This knife is meant to be an example of frontier blacksmithing and the waste not, want not frontier philosophy. The knife’s original career path was as a Nicholson Black Diamond file. This was a 1950’s era Black Diamond made from Bethlehem steel with a carbon content of over 1.25%. Nicholoson stopped using that alloy over 50 years ago although they kept the Black Diamond name. This file was too worn for any further sharpening and was repurposed into a knife blade. Joe Seabolt taught me how to carefully work, temper and anneal steel with a carbon content that proud. The style has a continental blade profile and a full tang. Both the tang and blade have a slight taper. The four-and-a-half-inch blade and nine-inch overall length make a handy knife with good balance. The blade is tempered to spring hardness to avoid brittleness. It is hand filed and hand stoned to shape. The blade has a bit of file work on the spine to set it off.

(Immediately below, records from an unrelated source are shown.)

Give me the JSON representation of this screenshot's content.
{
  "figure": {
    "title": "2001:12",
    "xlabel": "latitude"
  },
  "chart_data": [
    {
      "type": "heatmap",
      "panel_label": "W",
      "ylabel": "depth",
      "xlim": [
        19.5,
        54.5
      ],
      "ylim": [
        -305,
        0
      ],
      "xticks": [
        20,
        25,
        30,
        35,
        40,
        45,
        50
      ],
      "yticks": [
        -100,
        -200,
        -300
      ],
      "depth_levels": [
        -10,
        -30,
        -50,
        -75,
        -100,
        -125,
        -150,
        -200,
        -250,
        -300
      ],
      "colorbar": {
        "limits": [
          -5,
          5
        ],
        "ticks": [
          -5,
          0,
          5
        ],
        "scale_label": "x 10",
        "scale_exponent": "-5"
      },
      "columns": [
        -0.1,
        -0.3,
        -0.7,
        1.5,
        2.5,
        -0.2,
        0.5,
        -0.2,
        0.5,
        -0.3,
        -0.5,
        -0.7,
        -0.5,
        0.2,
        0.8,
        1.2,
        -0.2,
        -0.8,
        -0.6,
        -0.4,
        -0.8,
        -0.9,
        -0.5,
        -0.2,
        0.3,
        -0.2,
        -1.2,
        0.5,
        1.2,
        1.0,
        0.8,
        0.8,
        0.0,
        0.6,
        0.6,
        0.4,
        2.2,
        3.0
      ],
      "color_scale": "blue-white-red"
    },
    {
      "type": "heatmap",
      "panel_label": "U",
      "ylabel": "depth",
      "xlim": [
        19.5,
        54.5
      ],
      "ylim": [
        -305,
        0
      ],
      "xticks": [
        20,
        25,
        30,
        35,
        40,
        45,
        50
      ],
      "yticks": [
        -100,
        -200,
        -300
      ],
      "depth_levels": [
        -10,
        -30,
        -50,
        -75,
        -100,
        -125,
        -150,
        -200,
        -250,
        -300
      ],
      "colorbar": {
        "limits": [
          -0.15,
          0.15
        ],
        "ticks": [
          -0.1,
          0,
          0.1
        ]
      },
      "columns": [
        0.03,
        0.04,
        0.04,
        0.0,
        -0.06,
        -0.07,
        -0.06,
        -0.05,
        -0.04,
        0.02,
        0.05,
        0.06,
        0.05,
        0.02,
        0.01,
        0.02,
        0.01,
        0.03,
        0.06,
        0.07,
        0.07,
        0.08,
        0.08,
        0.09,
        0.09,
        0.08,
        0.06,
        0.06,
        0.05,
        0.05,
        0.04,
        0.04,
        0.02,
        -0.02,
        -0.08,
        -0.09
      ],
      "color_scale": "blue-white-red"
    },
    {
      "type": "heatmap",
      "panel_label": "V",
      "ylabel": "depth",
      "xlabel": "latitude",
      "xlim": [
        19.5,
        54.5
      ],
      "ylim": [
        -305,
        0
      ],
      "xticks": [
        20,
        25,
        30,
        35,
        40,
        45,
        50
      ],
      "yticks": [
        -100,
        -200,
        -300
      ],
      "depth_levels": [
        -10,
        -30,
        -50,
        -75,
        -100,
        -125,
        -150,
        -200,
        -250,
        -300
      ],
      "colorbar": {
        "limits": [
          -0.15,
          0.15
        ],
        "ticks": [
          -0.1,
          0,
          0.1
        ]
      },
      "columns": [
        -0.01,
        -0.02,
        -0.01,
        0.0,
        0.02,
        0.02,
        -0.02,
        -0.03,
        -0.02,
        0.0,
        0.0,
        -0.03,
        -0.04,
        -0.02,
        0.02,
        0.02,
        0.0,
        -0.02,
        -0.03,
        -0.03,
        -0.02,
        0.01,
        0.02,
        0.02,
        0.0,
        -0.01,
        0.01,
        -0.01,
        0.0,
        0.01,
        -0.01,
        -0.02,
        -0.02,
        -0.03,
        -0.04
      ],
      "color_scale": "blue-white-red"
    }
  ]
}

The scales are of Circassian Walnut donated by Ron Scott. A knife like this could have come out a Montreal smithy or perhaps St Louis or Fort de Chartres, the blade made from a file and the handle scales from a broken gunstock. Its file origins still show around the hilt of the blade and the French influenced handle is held with three copper rivets. The handle is shaped with planes and scrapers.
The knife has a frontier style sheath with an edge seam instead of a center seam. The sheath is constructed of bark tanned deer hide sewn with heavy waxed linen cord. It has a rawhide liner sewn with copper wire. There is a buckskin thong for securing the sheath when it is thrust through the belt or a sash.